DevSecOps is the practice of making security a continuous, shared, automated part of building and running software — not a gate at the end run by a separate team. The name captures the shift: security joins development and operations as a first-class concern, embedded in the pipeline rather than bolted on before release. For the supply chain specifically, it means the checks that establish trust — scanning, signing, provenance, verification — run automatically on every change, owned by the whole team.
Shift left
"Shift left" means moving security earlier in the timeline — left on the diagram from production toward the developer. A vulnerability caught in the editor or the pull request costs minutes to fix; the same issue found in production costs an incident. So DevSecOps pushes checks as early as they can run: secret detection and SAST at commit and merge, dependency and image scanning at build, provenance at release, and verification at admission. Each control sits at the earliest point it can catch its class of problem.

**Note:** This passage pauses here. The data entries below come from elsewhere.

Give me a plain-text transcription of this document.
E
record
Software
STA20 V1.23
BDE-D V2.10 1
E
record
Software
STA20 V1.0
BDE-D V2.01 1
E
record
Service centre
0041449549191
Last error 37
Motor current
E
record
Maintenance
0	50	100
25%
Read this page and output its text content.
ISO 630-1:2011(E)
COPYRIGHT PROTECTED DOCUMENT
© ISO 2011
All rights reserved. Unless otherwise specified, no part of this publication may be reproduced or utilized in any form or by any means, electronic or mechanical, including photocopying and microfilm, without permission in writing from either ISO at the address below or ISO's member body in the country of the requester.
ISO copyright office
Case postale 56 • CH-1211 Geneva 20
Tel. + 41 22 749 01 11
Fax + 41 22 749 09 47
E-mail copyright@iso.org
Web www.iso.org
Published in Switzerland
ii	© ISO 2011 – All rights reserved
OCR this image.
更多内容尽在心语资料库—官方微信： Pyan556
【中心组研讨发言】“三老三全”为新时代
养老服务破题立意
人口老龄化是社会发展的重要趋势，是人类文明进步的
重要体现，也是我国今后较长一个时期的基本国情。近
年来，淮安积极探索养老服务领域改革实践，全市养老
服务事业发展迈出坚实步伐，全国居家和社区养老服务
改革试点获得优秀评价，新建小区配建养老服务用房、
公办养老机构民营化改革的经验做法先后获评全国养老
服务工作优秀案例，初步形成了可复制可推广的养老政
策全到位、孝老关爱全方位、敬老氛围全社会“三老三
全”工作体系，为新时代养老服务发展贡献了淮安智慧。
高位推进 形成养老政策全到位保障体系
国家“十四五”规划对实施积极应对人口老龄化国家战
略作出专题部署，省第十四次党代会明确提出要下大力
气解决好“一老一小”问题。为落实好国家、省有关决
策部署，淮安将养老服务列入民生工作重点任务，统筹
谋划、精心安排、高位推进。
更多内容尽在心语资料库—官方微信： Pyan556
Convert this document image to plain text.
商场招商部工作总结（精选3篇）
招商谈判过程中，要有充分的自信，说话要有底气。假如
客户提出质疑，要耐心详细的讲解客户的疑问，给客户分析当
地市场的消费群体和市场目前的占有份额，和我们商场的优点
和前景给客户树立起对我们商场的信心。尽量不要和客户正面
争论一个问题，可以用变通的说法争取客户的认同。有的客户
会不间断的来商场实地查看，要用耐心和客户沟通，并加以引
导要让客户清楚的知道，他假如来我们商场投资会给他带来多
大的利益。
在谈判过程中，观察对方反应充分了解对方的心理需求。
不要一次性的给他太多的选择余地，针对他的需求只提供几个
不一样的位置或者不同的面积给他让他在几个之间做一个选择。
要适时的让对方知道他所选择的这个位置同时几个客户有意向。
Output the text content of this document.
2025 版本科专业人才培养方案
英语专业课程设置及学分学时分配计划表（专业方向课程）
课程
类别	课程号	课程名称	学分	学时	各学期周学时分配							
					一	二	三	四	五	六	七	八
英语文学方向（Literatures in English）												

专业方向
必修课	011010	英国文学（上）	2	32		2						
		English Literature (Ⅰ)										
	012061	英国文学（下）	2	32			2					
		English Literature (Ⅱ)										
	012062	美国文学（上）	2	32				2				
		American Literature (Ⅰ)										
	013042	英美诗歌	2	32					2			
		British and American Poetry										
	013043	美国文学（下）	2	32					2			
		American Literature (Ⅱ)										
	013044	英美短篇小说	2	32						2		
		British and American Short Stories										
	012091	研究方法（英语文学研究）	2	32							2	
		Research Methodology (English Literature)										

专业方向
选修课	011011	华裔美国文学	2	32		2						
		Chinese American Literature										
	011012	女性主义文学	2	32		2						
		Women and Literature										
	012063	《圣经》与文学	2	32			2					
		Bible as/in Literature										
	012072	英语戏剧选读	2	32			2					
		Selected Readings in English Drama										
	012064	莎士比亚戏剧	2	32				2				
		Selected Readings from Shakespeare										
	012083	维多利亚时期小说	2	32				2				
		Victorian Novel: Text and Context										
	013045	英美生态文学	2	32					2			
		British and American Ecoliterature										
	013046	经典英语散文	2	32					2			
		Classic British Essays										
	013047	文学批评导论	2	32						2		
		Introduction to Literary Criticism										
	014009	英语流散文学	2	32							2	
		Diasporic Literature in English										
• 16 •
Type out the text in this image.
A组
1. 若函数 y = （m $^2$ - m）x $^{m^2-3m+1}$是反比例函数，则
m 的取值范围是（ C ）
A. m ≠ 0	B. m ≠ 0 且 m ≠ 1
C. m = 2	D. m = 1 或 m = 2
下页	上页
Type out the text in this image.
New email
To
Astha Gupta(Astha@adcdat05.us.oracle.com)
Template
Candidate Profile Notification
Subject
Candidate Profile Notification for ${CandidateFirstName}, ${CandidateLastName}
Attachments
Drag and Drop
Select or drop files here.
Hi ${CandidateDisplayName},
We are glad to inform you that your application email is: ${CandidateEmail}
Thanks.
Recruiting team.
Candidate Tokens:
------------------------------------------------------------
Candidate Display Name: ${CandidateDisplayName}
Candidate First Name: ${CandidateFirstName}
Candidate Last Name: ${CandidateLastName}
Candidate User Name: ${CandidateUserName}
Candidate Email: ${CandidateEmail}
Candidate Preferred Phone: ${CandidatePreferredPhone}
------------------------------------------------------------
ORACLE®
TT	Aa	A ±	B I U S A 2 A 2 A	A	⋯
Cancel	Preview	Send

Assume breach, automate trust
Two principles run through everything that follows. Assume breach: design so that a single compromised dependency, token, or build step does not automatically win — defense in depth, least privilege, and independent verification at each stage. And automate trust: the controls must be automatic and unskippable, because a security step that depends on someone remembering to run it will eventually be skipped. The chain of trust this course builds only holds if the pipeline enforces it by default.